Moody's Investors Service says that steel producers in Asia will see their overall earnings in 2016 fall to levels even lower than the weak results reported in 2015.

Production volumes and spreads will contract further, against the backdrop of oversupply and the resulting low prices.

"Debt leverage for rated Asian steel producers in 2016 will remain high in 2016, after increasing significantly in 2015," says Jiming Zou, a Moody's Vice President and Senior Analyst.

"Nevertheless, the levels in 2016 will likely fall year-over-year due to corporate austerity measures."

Zou points out that such expectations for the steel sector led to Moody's taking negative rating actions on most steel companies in recent weeks.

"As demand for steel in China declines further — against the backdrop of slower Chinese economic growth — the country's steel producers will continue to export their giant stockpiles of steel, pressuring prices in Asia," adds Zou. "Anti-dumping measures and safeguard duties will slow Chinese export growth, but overall volumes will remain high."

Zou explains that China accounts for half of all steel production globally, and three-quarters of such production in Asia.

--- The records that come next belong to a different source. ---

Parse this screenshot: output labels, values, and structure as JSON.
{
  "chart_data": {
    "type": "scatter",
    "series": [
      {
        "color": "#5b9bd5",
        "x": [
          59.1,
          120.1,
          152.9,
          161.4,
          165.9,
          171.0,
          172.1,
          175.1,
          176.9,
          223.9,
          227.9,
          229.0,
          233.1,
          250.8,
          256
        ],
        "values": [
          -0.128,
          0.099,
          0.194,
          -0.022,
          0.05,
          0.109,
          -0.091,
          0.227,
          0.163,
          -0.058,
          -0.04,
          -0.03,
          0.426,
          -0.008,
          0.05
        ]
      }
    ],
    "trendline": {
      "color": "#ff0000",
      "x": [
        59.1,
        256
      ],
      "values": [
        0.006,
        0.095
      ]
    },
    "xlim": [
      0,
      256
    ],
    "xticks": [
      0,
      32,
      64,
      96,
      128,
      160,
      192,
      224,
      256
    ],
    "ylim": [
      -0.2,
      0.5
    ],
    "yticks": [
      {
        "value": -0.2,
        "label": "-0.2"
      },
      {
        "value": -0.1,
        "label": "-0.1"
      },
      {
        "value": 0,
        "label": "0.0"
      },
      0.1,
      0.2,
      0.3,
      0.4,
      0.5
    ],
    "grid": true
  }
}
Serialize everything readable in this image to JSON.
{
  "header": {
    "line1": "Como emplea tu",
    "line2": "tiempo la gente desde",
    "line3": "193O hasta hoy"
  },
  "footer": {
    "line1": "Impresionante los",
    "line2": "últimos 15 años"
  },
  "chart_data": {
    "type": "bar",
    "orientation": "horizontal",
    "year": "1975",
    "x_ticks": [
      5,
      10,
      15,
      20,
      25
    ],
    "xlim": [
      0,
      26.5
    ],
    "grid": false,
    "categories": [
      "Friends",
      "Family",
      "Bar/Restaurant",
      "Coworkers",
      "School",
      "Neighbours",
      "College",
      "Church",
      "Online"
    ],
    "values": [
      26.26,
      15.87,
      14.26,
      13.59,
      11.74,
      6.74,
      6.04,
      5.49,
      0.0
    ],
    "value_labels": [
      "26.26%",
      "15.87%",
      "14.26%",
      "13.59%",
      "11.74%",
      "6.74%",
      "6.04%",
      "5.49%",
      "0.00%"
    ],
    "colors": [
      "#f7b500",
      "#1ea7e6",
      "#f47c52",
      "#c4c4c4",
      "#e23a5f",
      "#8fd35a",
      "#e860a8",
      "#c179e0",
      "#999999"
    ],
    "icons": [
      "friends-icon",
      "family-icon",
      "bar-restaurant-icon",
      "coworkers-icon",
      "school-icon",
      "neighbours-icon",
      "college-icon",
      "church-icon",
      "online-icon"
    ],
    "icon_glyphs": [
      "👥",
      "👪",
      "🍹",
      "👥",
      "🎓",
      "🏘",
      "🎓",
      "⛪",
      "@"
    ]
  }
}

It is also a giant steel consumer. Consequently, Chinese steel supply and demand dynamics show significant effects beyond the country's borders.

Moody's analysis is contained in its report "Steel Producers — Asia: Supply Glut and Low Prices Will Reduce Earnings and Keep Leverage High in 2016," and is authored by Zou.

Moody's report says that in 2015, China's apparent steel consumption declined 5% year on year, while net exports grew 25.5%. Moody's expects that steel demand in China will fall another 5% in 2016 and exports will rise by a single-digit percentage.

Moody's says that large steel producers can improve their business scale and market share by acquiring small or inefficient steel producers that become unviable due to the challenging market conditions.

However, in terms of the Chinese market in particular, despite the government's efforts to consolidate the domestic steel industry, there is significant uncertainty over the pace of the capacity reduction and rebalancing of supply and demand in the country.

On specific steel markets, Moody's report says that Chinese producers will underperform those in other parts of Asia, because of the massive supply situation in China.